Introduction
Over the past few years there has been an undeniable surge in interest related to using open source tools for data analysis and modeling. Not only do open source tools provide users with immediate cost savings but they can also be customized to better suit your particular needs and in some cases may exhibit better performance than their proprietary counterparts. Professionals within the fields of GIS and Remote Sensing have recognized these benefits and are leveraging open source tools more and more frequently for their day-to-day workflows. Additionally, some of these tools overlap with those employed by data scientists and provide the means to perform exploratory analysis and predictive modeling with machine learning algorithms. In an effort to shed some light on machine learning and raise awareness about open source tools, I am presenting a short series of blogs that will demonstrate how some of these tools (listed below) can be used to explore land cover change information available from the NOAA Office for Coastal Management’s Coastal Change Analysis Program (C-CAP) Land Cover Atlas (referred to as Atlas). In case you are not familiar, the C-CAP Atlas has been one of the flagship tools on NOAA’s Digital Coast website providing massive amounts of land cover change information for the coastal U.S. to a non-technical audience. The tool synthesizes data about land cover gains and losses into tables, maps, and reports that are ready for use. But did you know you can access that data directly and perform your own analysis through an API? Wait…Do you know what an API is? No, it is not on tap at your local brewery.
What is an API?
API stands for Application Programming Interface and in the case of the C-CAP Atlas, it is part of the web service that accepts requests for data and sends responses. The C-CAP Atlas API accepts requests for land cover change information for coastal counties and watersheds and returns the change statistics in JSON format which is a typical format for facilitating the transfer of data through an API. This allows the user to ingest the data directly to create visualizations, perform analysis or add it to an application.
Tools used in this blog
Python – high level programming language which uses highly readable syntax
SciPy and Scikit-learn – Python libraries which contain machine learning algorithms for data exploration and modeling
Jupyter Notebooks – web application for sharing code, visualizations and narrative text
Pandas – Python library providing data structures and analysis tools
GeoPandas – Python library providing tools for working with geospatial data
Matplotlib – Library for plotting data and creating visualizations
Data Science and Geospatial
The tools listed above are widely popular among practitioners of data science and it is worth noting that setting up a data science project is not all that different from how one would approach a geospatial one.
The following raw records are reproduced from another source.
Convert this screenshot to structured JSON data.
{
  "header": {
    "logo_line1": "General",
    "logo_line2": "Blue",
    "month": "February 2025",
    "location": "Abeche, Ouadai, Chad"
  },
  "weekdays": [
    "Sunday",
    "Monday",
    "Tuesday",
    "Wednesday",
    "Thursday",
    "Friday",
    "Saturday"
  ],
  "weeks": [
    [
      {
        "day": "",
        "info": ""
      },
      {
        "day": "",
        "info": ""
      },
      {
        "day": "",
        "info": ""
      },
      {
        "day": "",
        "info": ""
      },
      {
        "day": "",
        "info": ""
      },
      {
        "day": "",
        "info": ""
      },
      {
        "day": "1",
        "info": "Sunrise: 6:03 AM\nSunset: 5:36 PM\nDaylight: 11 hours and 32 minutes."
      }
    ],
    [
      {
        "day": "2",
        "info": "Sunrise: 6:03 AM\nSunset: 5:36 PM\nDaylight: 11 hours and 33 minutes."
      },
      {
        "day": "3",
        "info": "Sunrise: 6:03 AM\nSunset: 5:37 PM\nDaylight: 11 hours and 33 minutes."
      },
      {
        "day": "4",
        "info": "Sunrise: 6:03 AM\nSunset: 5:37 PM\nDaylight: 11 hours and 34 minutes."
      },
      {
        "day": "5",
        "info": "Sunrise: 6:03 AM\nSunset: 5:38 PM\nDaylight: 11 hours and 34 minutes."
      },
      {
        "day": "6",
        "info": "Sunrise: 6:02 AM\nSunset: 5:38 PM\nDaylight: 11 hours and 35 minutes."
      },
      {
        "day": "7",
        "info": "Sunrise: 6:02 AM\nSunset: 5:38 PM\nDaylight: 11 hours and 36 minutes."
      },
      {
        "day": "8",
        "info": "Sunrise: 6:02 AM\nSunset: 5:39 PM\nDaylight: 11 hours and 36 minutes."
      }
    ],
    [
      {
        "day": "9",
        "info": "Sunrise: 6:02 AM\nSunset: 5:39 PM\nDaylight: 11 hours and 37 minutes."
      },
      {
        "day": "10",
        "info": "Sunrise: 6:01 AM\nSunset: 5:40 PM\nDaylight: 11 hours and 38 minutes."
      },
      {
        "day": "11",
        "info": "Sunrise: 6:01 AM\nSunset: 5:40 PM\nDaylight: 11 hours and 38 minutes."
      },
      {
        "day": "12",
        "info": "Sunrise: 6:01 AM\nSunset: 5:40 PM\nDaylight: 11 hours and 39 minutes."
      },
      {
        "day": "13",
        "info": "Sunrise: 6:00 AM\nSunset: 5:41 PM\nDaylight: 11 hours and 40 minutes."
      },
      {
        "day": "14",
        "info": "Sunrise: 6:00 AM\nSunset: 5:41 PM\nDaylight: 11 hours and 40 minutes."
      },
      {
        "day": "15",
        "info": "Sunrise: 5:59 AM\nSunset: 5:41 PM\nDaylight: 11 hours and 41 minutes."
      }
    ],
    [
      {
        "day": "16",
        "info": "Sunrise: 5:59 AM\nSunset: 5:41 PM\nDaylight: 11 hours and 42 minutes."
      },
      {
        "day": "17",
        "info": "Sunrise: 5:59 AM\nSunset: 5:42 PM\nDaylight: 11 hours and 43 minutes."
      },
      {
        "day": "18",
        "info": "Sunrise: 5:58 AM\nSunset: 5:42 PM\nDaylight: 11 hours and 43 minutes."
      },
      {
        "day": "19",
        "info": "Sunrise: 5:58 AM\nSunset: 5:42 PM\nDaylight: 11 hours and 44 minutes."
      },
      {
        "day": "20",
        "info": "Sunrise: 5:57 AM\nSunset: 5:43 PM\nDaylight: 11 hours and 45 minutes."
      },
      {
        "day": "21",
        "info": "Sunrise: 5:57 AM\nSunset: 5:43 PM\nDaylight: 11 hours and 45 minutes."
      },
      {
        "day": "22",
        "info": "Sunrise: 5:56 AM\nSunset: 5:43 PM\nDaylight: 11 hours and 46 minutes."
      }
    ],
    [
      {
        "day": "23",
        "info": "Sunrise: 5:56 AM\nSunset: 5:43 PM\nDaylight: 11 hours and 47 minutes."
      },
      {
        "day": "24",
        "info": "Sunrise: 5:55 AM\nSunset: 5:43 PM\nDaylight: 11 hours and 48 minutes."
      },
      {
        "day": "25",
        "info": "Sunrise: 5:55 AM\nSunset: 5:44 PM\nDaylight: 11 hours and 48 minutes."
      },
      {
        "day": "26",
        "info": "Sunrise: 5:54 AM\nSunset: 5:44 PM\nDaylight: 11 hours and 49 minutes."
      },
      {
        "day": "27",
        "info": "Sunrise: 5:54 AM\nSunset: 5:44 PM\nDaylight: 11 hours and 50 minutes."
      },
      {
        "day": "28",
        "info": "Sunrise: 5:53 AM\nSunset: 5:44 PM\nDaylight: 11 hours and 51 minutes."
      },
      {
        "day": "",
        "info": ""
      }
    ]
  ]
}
Typically, before we can produce a map or perform spatial analysis, we have to gather our data sets, review them for consistency, accuracy and appropriateness and then transform them into a common coordinate system or format. Data scientists follow a similar process which for the purposes of this blog, I am distilling into the following steps:
- Retrieve the data
- Clean the data
- Explore the data
- Build a model with the data
The objective of this blog entry is to focus on Step 1 – Retrieving the Data. Nowadays, it is quite common for analysts to acquire geospatial data from the web using download sites or ingesting web services. Data scientists frequently rely on APIs for acquiring data. If an API does not exist they use a less desirable the process called Web Scraping which could be another entire blog post. For this demonstration, we will request data from the C-CAP Atlas API and load it into a Pandas dataframe using a few lines of Python code. Does that sound like fun to you? Great, but before we dive in, let’s get some background on the C-CAP Atlas API.
Using the C-CAP Atlas API
The C-CAP Atlas API was built to allow users to stream live data across an internet connection. The API uses OpenData protocals to construct queries against the data. Now let’s walk through accessing the API, identifying the lookup fields we will use to refine the data, and constructing a URL that will be used in our script to pull in the data to be analyzed.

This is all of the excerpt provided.